Indeed, we can find the first traces of the changing nature of the old Polish dish in old cookbooks and commentaries of former diarists.

We can find numerous bigos recipes in Compendium ferculorum, the first Polish cookbook published in print. The author, Stanisław Czerniecki, lists, among others, a recipe for carp bigos, Dutch bigos, bigos with bone marrow, capon bigos and hazel grouse bigos. A manuscript from the times of Czerniecki, kept at the Radziwiłł Library in Nieśwież, contains recipes for Jesuit-style bigos, baked fish bigos and buttery bigos with pancakes. Also Wielądko, a fan of French-style recipes, described in his Kucharz doskonały (Perfect cook) of 1783 beef bigos, wether (castrated fattened male sheep) bigos and bigos made of veal or another kind of meat.

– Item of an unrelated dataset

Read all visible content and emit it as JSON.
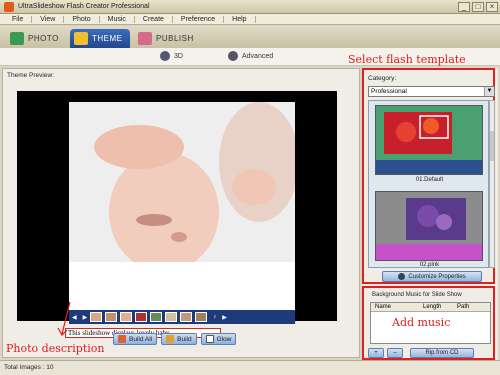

The point is that none of the above recipes reminds today's bigos. Below is a recipe for capon (castrated and fattened male chicken) bigos:

Roast capon, chop if meaty, or whole with limbs if bony, chop onion, add parsley, broth, butter, pepper, mace, heat up and serve warm. You may also add squeezed lemon, good vinegar or gooseberry.

This and many other 17th and 18th century recipes do not contain a single piece of cabbage! Bigos was made of various kinds of meat, usually roasted, fish and even crayfish. Usually, they were acid flavoured with lemon, lime, vinegar or sorrel. Adding sour cabbage to such "bigos" made it possible to maintain the taste of the popular dish of the nobility at a much lower cost. Also, reduced amounts of meat and increasing use of vegetables was a characteristic feature of the development of the old Polish cuisine of the nobility. Also, replacing expensive lemon and wine vinegar with local cabbage and reducing the amount of meat in bigos enabled less wealthy feasters to enjoy the dish, too.

Jędrzej Kitowicz, the late 18th century writer, noted that "bigos with cabbage" was a typical dish in the early period of the reign of August IIII. For Wielądko, bigos was still a meat-only dish, but in other accounts from late 18th century, we find, the same as in Kitowicz's writing, rascal bigos with cabbage.

In the 19th century, the proportions of meat and cabbage were changed, which resulted in the good old bigos we know today.